Como se percebe, não há uma desproporção irrazoável entre os valores empregados em períodos anteriores e o ano eleitoral, devendo ser consideradas variações naturais e climáticas que ocorrem de um ano para outro ano e que podem impactar a atividade agrícola da região. Ademais, os créditos empregados nos anos de 2019 e 2020 foram significativamente inferiores àqueles referentes ao ano de 2018.

Os representantes não questionam os documentos ou valores apresentados, mas sustentam que, em relação ao ano das eleições, deve ser somado o contrato de terceirização de serviços firmado com a empresa O. Peruzzolo Terraplanagens, na monta de R$ 48.450,00, a demonstrar que os dispêndios do exercício atingiram o dobro do que foi gasto no ano anterior, conforme transcrevo das razões recursais:

No ano de 2019, os valores lançados para cobrança de horas máquinas foram de R$ 72.462,23 (doc. 12); e, no ano de 2020, de R$ 93.509,49 (doc. 13). Somando-se a terceirização de horas máquinas, na contratação de um trator de esteiras e de uma escavadeira hidráulica, cujo contrato (n° 69/2020) restou firmado em 21 de outubro de 2020, no valor total de R$ 48.450,00, se agrega no exercício de 2020 o valor de R$ 141.959,49 (R$93.509,49 + R$48.450,00)! O DOBRO DO VALOR AGREGADO DE SERVIÇOS DE MÁQUINAS EM RELAÇÃO AO ANO ANTERIOR!

Os próprios representados declaram que no ano de 2019 foram contratadas 70 horas (doc. 34); e que, ano de 2020, foram contratadas 190 horas (doc. 35), confirmando a utilização EM DOBRO de horas contratadas para serviços a terceiros no exercício anterior, o qual serve de parâmetro, pela Lei Eleitoral, de aferição do uso abusivo da máquina administrativa.

 

De seu turno, os recorridos afirmam que, “em todos os anos da atual administração, fora realizada a terceirização de horas máquinas para atendimento das demandas municipais” e que, “apenas para exemplificar, no ano de 2017, foram terceirizadas mais de 05 (cinco) vezes mais horas de trator de esteiras do que neste ano de 2020”.

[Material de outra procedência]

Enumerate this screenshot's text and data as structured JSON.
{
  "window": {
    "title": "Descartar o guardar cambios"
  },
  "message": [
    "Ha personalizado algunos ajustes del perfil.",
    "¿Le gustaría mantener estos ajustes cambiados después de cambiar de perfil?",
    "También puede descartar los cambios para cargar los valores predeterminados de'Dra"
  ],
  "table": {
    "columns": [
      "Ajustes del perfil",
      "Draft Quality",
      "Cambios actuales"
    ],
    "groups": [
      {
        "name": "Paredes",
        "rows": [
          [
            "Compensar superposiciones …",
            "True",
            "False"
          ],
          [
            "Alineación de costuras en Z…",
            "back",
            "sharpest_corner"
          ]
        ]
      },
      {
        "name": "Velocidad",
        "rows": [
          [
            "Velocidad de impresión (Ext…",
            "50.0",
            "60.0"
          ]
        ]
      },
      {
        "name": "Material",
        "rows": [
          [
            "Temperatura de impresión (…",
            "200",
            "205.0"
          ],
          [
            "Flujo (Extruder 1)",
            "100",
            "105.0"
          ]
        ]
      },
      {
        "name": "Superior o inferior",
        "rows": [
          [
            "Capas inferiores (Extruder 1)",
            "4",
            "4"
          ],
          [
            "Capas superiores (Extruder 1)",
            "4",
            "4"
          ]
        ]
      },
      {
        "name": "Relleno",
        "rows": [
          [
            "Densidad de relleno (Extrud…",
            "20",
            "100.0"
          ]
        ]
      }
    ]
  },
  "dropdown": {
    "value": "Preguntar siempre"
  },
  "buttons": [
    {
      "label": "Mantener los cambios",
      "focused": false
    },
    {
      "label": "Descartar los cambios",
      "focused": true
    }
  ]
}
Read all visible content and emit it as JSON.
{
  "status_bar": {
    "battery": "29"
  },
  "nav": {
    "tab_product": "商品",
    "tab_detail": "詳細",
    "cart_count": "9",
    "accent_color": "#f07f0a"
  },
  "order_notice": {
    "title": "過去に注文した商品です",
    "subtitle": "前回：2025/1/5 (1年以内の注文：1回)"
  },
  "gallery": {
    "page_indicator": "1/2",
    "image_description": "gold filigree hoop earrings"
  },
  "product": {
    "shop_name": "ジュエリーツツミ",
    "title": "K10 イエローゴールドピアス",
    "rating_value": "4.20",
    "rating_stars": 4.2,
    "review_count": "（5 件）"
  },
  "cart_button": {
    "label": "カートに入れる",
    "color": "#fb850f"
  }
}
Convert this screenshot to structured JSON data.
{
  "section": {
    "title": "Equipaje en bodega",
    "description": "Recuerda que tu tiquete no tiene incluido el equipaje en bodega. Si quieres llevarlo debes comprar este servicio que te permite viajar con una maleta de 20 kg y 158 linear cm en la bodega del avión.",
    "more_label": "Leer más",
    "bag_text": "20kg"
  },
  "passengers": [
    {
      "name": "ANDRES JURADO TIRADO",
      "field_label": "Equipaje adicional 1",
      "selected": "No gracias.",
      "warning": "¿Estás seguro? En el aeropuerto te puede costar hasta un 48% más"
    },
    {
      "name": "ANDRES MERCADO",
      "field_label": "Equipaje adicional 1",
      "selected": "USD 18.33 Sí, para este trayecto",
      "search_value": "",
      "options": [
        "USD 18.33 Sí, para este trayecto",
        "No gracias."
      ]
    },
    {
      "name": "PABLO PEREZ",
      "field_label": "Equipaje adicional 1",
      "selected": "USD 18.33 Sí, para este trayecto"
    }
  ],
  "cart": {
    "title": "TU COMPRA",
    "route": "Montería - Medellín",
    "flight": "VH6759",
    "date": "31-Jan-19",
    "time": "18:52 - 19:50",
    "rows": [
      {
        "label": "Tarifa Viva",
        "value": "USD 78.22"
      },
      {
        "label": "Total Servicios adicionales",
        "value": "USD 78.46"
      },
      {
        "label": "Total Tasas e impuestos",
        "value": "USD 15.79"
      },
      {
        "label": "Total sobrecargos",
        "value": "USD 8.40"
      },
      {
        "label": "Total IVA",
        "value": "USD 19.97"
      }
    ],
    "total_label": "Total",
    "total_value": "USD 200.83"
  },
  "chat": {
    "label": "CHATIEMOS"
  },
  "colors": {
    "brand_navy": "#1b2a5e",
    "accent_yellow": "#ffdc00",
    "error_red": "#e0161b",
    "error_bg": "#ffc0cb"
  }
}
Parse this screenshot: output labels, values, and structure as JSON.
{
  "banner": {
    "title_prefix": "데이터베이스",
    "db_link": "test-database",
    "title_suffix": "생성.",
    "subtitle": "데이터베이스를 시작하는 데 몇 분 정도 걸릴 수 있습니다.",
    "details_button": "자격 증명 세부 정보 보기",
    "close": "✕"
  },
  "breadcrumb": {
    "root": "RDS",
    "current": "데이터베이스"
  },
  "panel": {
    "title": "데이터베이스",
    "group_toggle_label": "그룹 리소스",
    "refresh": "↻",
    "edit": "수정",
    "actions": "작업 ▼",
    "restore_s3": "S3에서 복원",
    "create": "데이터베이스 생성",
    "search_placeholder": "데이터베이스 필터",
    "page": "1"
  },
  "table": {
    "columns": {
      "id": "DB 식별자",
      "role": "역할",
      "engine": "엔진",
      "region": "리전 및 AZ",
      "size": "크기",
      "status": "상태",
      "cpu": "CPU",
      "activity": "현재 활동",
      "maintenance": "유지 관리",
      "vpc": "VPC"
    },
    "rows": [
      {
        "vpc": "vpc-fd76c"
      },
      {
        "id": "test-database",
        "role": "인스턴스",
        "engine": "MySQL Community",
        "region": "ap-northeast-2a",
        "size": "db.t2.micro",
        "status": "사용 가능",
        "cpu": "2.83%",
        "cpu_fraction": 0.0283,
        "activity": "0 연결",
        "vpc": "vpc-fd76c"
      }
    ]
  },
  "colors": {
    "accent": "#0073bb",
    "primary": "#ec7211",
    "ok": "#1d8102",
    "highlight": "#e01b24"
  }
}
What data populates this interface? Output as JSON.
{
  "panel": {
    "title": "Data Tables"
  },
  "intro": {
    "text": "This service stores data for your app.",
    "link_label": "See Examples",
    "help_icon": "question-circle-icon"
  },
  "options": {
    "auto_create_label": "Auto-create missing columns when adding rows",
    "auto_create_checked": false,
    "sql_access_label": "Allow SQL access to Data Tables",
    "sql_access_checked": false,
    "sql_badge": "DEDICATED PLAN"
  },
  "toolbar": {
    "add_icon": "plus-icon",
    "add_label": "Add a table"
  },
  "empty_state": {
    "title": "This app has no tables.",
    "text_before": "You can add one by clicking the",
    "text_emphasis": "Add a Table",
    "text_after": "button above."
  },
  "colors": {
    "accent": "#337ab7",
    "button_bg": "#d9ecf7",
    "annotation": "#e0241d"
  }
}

Assim, em contestação, juntaram os instrumentos contratuais, nos quais se verifica que, em 2017, foram contratadas 1.000 horas (ID 30355533); em 2018, os contratos alcançaram 139,5 horas (ID 30355583 e 30355633); no ano de 2019, foram 70 horas (ID 30355683); e, em 2020, houve o ajuste sobre 190 horas (ID 30355733).

Analisando os termos do contrato n. 69/2020, sob controvérsia (ID 30355733), afere-se que o pacto, datado de 21.10.2020, prevê uma vigência de 60 dias a partir de sua ratificação (cláusula sexta) e que “o pagamento será efetuado até o dia 10 (dez) do mês subsequente ao da entrega do objeto, mediante protocolização da Nota Fiscal ou Nota Fiscal Fatura pela CONTRATADA junto ao departamento municipal competente” (cláusula sétima).

Dessa forma, não há nos autos discriminação precisa da parcela do contrato que restou efetivamente executada entre 21.10.2020 e o dia das eleições, cabendo destacar que, nas condições sugeridas pelo recorrente, parcela substancial ou total dos serviços somente teria sido implementada materialmente a partir de 13.11.2020, a justificar a soma ao orçamento executado até então, ou seja, após o dia do pleito, fragilizando a tese de desvio eleitoreiro da conduta administrativa.

Ademais, considerando-se o histórico de horas-máquinas que foram objetos de contrato pela Administração Pública, não se visualiza uma quantia desarrazoada no ano de 2020 em relação aos exercícios financeiros anteriores.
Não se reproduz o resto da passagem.